Another Reason Biotech's Trump-Bump Won't Last

Another Reason Biotech's Trump-Bump Won't Last December 2, 2016
By Alex Keown, Breaking News Staff

NEW YORK – It looks like the “Trump Bump” for biotech stocks is coming to an end. Shares of the Nasdaq Biotechnology Index have been sliding for the past week and are down about 7 percent from post-election highs, Bloomberg reported this morning.

Following the surprise electoral victory of Donald Trump, shares of many individual biotech stocks jumped as did the iShares Nasdaq Biotechnology exchange-traded fund. At the time, a Trump administration was not seen as likely to mandate drug pricing controls as a Hillary Clinton presidency would likely have done. However, Bloomberg reported that Brent Saunders, the chief executive officer of Allergan , told a Forbes Health Summit that “a Trump presidency won't magically excuse the industry from scrutiny of its pricing practices.” If Trump deems it politically expedient or necessary, he will likely turn his ire against high drug prices, Saunders said, according to Bloomberg.

Saunders cited the recent EpiPen pricing scandal in his address. Calling Trump a populist, he warned that the president-elect is prone to “jump on the next EpiPen scandal and tweet more than Hillary Clinton tweeted or anyone else…”Whenever the next drug pricing scandal arises, Saunders said Trump “will be more vicious, more focused, on taking down whoever does something again,” Bloomberg reported.

It’s not like Trump hasn’t called out high drug prices before. Using Twitter as an effective tool, Trump excoriated Martin Shkreli, the former CEO of Turing Pharmaceuticals who became the poster boy for high drug prices. During the Republican primary, Trump told reporters in South Carolina hat he thought the 5,000 percent increase of Daraprim by Shkreli was disgusting and he expressed a negative opinion of Shkreli, calling him a “spoiled brat.”

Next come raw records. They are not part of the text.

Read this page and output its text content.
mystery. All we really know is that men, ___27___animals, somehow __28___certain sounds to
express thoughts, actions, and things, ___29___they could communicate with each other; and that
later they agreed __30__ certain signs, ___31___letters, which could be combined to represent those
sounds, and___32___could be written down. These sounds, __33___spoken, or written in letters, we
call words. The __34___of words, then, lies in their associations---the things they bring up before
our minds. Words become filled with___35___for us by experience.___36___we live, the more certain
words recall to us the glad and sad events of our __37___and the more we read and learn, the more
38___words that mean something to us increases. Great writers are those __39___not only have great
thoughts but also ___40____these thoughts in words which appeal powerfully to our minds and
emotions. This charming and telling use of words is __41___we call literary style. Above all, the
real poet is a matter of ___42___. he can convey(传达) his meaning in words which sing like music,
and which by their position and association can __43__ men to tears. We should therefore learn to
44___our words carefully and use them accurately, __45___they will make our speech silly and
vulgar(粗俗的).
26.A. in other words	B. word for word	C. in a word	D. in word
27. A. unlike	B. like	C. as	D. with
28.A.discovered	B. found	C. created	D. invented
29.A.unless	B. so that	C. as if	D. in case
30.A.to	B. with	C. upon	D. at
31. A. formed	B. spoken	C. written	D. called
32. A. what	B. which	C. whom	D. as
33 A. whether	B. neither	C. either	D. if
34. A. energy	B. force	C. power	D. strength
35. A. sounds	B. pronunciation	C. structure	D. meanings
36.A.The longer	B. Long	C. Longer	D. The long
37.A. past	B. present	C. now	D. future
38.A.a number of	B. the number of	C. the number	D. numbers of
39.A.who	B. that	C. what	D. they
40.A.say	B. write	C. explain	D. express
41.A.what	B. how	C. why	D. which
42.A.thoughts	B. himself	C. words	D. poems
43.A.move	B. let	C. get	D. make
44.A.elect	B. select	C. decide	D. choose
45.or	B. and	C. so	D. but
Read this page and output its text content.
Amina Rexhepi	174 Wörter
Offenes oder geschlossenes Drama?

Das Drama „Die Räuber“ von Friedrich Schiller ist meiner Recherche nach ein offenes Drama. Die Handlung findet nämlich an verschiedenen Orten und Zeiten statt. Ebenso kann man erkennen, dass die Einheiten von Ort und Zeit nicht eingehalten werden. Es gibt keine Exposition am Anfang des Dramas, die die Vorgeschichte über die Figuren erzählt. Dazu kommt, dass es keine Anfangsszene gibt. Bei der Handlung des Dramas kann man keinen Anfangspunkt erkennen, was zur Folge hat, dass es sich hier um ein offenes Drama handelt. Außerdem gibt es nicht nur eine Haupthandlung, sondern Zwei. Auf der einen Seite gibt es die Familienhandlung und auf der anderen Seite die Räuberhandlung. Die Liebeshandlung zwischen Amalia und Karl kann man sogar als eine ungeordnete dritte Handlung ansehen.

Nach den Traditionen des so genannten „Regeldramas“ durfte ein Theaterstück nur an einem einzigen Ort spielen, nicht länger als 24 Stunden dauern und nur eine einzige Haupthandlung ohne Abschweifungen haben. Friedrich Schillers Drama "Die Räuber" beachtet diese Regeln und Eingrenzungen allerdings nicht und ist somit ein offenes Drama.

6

So far Trump has not been vocal about capping prices, but has called for the federal government supported prescription programs to negotiate drug prices. He said such a maneuver could save up to $300 billion, annually. There is also hope among industry leaders that Trump will implement changes to the U.S. Tax Code that will make it easier for companies to bring off-shore money back into the United States and we could be in for a resurgence of M&A activity.

At the end of November, Trump nominated U.S. Rep. Tim Price, a Georgia Republican, as his choice for Secretary of Health and Human Services. Price is a vocal opponent of the Affordable Care Act and will look at ways of dismantling and replacing the healthcare program more commonly known as Obamacare. Trump has pledged to repeal the program and replace it with something that gives states more control over Medicaid health plans.

While those plans to disrupt the ACA take hold, there could still be congressional support for controlling prescription drug prices. Bloomberg cited a recent Kaiser Family Foundation poll that found 77 percent of Americans believe prescription costs are too high. The individuals polled represented both major political parties and supported “fairly aggressive interventions to lower prices,” Bloomberg said.

It certainly remains to be seen what will happen under a Trump presidency, but change is likely coming, given some of the signs. Trump will be sworn in as President of the United States on Jan. 20.